NIST-Approved Encryption
The National Institute of Standards and Technology (NIST), develops and promotes cryptographic standards that enable U.S. Government agencies and others to select cryptographic security functionality for protecting their data. Encryption which meets NIST-approved standards is suitable for use to protect UNL data if the encryption keys are properly managed. In particular, secret cryptographic keys must not be stored or transmitted along with the data they protect. Cryptographic keys have the same data classification as the most sensitive data they protect.
Payment Card Industry Data Security Standards
- The practices used by the credit card industry to protect cardholder data.
- The Payment Card Industry Data Security Standards (PCI DSS) comprise an effective and appropriate security program for systems that store, process, or transmit card payment data.
Protected Health Information (PHI)
All individually identifiable information that relates to the health or health care of an individual and is protected under federal or state law. For questions about whether information is considered to be PHI, contact the University Privacy Officer.
Qualified Machine
A computing device located in a secure UNL facility and with access control protections that meet the Payment Card Industry Data Security Standards.

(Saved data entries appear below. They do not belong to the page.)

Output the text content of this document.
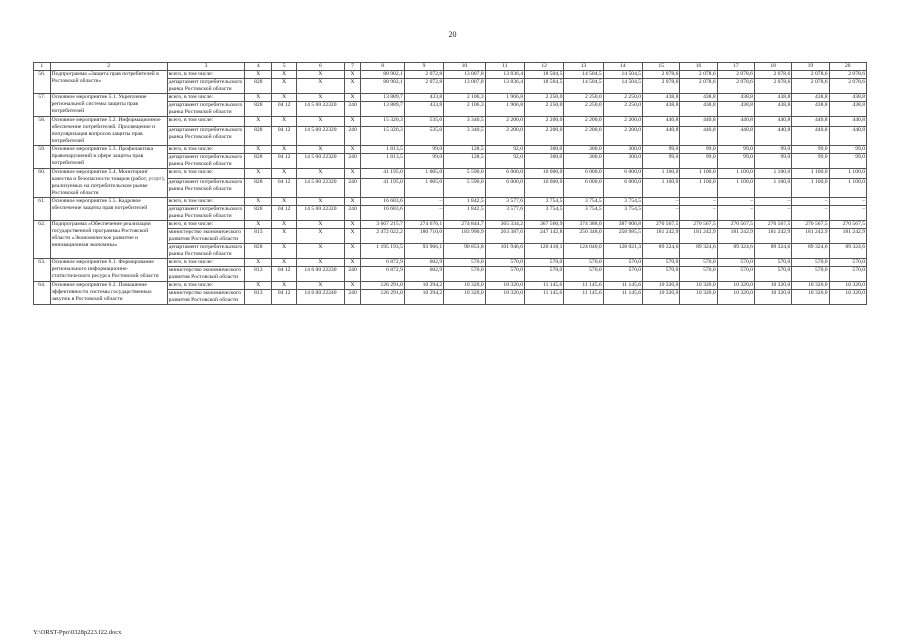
20
1	2	3	4	5	6	7	8	9	10	11	12	13	14	15	16	17	18	19	20
56.	Подпрограмма «Защита прав потребителей в Ростовской области»	всего, в том числе:	X	X	X	X	88 902,1	2 072,8	13 007,8	13 836,4	18 504,5	14 504,5	14 504,5	2 078,6	2 078,6	2 078,6	2 078,6	2 078,6	2 078,6
		департамент потребительского рынка Ростовской области	828	X	X	X	88 902,1	2 072,8	13 007,8	13 836,4	18 504,5	14 504,5	14 504,5	2 078,6	2 078,6	2 078,6	2 078,6	2 078,6	2 078,6
57.	Основное мероприятие 5.1. Укрепление региональной системы защиты прав потребителей	всего, в том числе:	X	X	X	X	13 889,7	433,8	2 106,3	1 966,8	2 250,0	2 250,0	2 250,0	438,8	438,8	438,8	438,8	438,8	438,8
		департамент потребительского рынка Ростовской области	828	04 12	14 5 00 22320	240	13 889,7	433,8	2 106,3	1 966,8	2 250,0	2 250,0	2 250,0	438,8	438,8	438,8	438,8	438,8	438,8
58.	Основное мероприятие 5.2. Информационное обеспечение потребителей. Просвещение и популяризация вопросов защиты прав потребителей	всего, в том числе:	X	X	X	X	15 320,3	535,0	3 340,5	2 200,0	2 200,0	2 200,0	2 200,0	440,8	440,8	440,8	440,8	440,8	440,8
		департамент потребительского рынка Ростовской области	828	04 12	14 5 00 22320	240	15 320,3	535,0	3 340,5	2 200,0	2 200,0	2 200,0	2 200,0	440,8	440,8	440,8	440,8	440,8	440,8
59.	Основное мероприятие 5.3. Профилактика правонарушений в сфере защиты прав потребителей	всего, в том числе:	X	X	X	X	1 813,5	99,0	128,5	92,0	300,0	300,0	300,0	99,0	99,0	99,0	99,0	99,0	99,0
		департамент потребительского рынка Ростовской области	828	04 12	14 5 00 22320	240	1 813,5	99,0	128,5	92,0	300,0	300,0	300,0	99,0	99,0	99,0	99,0	99,0	99,0
60.	Основное мероприятие 5.4. Мониторинг качества и безопасности товаров (работ, услуг), реализуемых на потребительском рынке Ростовской области	всего, в том числе:	X	X	X	X	41 195,0	1 005,0	5 590,0	6 000,0	10 000,0	6 000,0	6 000,0	1 100,0	1 100,0	1 100,0	1 100,0	1 100,0	1 100,0
		департамент потребительского рынка Ростовской области	828	04 12	14 5 00 22320	240	41 195,0	1 005,0	5 590,0	6 000,0	10 000,0	6 000,0	6 000,0	1 100,0	1 100,0	1 100,0	1 100,0	1 100,0	1 100,0
61.	Основное мероприятие 5.5. Кадровое обеспечение защиты прав потребителей	всего, в том числе:	X	X	X	X	16 683,6	–	1 842,5	3 577,6	3 754,5	3 754,5	3 754,5	–	–	–	–	–	–
		департамент потребительского рынка Ростовской области	828	04 12	14 5 00 22320	240	16 683,6	–	1 842,5	3 577,6	3 754,5	3 754,5	3 754,5	–	–	–	–	–	–
62.	Подпрограмма «Обеспечение реализации государственной программы Ростовской области «Экономическое развитие и инновационная экономика»	всего, в том числе:	X	X	X	X	3 667 215,7	274 676,1	274 844,7	365 334,2	367 560,9	374 388,0	387 006,8	270 567,5	270 567,5	270 567,5	270 567,5	270 567,5	270 567,5
		министерство экономического развития Ростовской области	813	X	X	X	2 472 022,2	180 710,0	183 990,9	263 387,6	247 142,8	250 348,0	258 985,5	181 242,9	181 242,9	181 242,9	181 242,9	181 242,9	181 242,9
		департамент потребительского рынка Ростовской области	828	X	X	X	1 195 193,5	93 966,1	90 853,8	101 946,6	120 418,1	124 040,0	128 021,3	89 324,6	89 324,6	89 324,6	89 324,6	89 324,6	89 324,6
63.	Основное мероприятие 6.1. Формирование регионального информационно-статистического ресурса Ростовской области	всего, в том числе:	X	X	X	X	6 872,9	602,9	570,0	570,0	570,0	570,0	570,0	570,0	570,0	570,0	570,0	570,0	570,0
		министерство экономического развития Ростовской области	813	04 12	14 6 00 22230	240	6 872,9	602,9	570,0	570,0	570,0	570,0	570,0	570,0	570,0	570,0	570,0	570,0	570,0
64.	Основное мероприятие 6.2. Повышение эффективности системы государственных закупок в Ростовской области	всего, в том числе:	X	X	X	X	126 291,0	10 294,2	10 320,0	10 320,0	11 145,6	11 145,6	11 145,6	10 320,0	10 320,0	10 320,0	10 320,0	10 320,0	10 320,0
		министерство экономического развития Ростовской области	813	04 12	14 6 00 22240	240	126 291,0	10 294,2	10 320,0	10 320,0	11 145,6	11 145,6	11 145,6	10 320,0	10 320,0	10 320,0	10 320,0	10 320,0	10 320,0
Y:\ORST-Ppo\0328p223.f22.docx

Student Records Information
Data maintained by UNL and under jurisdiction of the Family Educational Rights and Privacy Act (FERPA) tenets. Student Records include UNL-held student academic transcripts and other related academic records (official and unofficial), and UNL-held records related to:
- academic advising
- health/disability
- academic probation and/or suspension
- conduct (including disciplinary actions)
- Directory information and other biographical and personal data maintained by the Office of the University Registrar and/or other UNL offices.
- Applications for student admission are considered to be Student Records at the point the application has been received and accepted and acknowledged as such by UNL.